CHI ALZA LA CRESTA E CHI LA ABBASSA

Il derby della ‘Mole’ non ha né vincitori, né vinti: 1-1 all’Allianz Stadium tra Juventus e Torino.

DERBY – Il derby della Mole numero 199 della storia termina con segno X, generato dalla rete di De Ligt al 13esimo minuto e dal pareggio al minuto 64 di Belotti. Altra battuta d’arresto per gli uomini di Allegri che salgono a +3 sull’Atalanta, la quale ha due partite in meno rispetto ai bianconeri. La corsa alla Champions League si complica in modo significativo, ma ciò che maggiormente dovrebbe preoccupare dalle parti di via Druento è una condizione fisica e mentale che appare precaria. E tra 4 giorni si vola in Spagna ad affrontare il Villarreal, mica pizza e fichi.

In avvio di primo tempo il Toro prende l’iniziativa e tenta di incornare una signora timida e raccolta, ma comunque guardinga e poco incline al concedere spazi a Belotti e compagni. Già al terzo minuto il capitano granata potrebbe sbloccare la contesa, ma lo straordinario intervento di De Ligt gli cancella il tentativo di battuta a rete. Una rondine non fa primavera e gli uomini di Juric lo capiscono subito, provando a concludere con Mandragora 3 minuti dopo, ma è attento Szczesny. Il portiere polacco deve ripetersi sulla buona sortita offensiva di Brekalo che prova a crossare al centro per il solissimo Belotti, ma proprio l’intervento di ‘Tek’ evita seri grattacapi ad Allegri. Dopo i primi 10 minuti di apnea, ‘Madama’ si sveste dell’abito da gala per indossare quelli del ‘Torero’, sfiorando il gol con la conclusione col sinistro di Rabiot, ma il pallone sfiora il palo alla sinistra di Vanja Milinkovic-Savic. Due minuti dopo, l’episodio svolta del derby: corner di Cuadrado, sbuca meravigliosamente De Ligt sul secondo palo e schiaccia in porta il pallone dell’1-0, saltando in testa a Vojvoda. Il gol ha sbloccato mentalmente i bianconeri i quali iniziano ad alzare il baricentro e creare occasioni: Mandragora sfiora l’autogol sulla conclusione insidiosa di Cuadrado, Dybala conclude a rete trovando la risposta di Milinkovic-Savic.
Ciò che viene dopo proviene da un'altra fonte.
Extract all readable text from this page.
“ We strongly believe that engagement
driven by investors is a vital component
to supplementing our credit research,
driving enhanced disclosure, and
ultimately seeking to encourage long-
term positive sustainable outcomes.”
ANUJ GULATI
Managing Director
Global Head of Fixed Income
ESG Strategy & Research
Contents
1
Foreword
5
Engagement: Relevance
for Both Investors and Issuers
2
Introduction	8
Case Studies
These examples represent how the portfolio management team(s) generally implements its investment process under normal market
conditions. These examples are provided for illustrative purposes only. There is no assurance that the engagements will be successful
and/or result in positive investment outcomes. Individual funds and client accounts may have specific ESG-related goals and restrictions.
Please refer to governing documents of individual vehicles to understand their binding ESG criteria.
Il resto del primo tempo è semplice gestione nel nome dell’equilibrio decantato da Max Allegri.

Un secondo tempo che inizia con ritmi blandi, quasi di studio con la Juve che si accontenta di tenere bene il campo e non correre particolari pericoli, sino al 64esimo: Brekalo semina il panico come suo solito sulla sinistra, crossa al centro ed è Belotti a sfruttare il buco di Alex Sandro e battere in girata al volo Szczesny. ‘Il Gallo‘ non segnava nella stracittadina da luglio 2020, su calcio di rigore. I fantasmi della prima parte di stagione riaffiorano su una squadra che sembra essersi smarrita all’improvviso, con Vlahovic che perde sistematicamente qualunque duello con il roccioso Bremer ed Allegri decide di sostituirlo in favore di Moise Kean. Arthur rileva Locatelli per poter dare più rapidità al palleggio fino a quel momento troppo compassato e macchinoso e dare una scossa quantomeno nell’atteggiamento in campo. Sarebbe servito un forcing finale feroce e determinato, ma non succede assolutamente nulla. Torino che esce dal campo fiero di ciò che ha messo in campo, purtroppo non si può dire lo stesso della vecchia signora.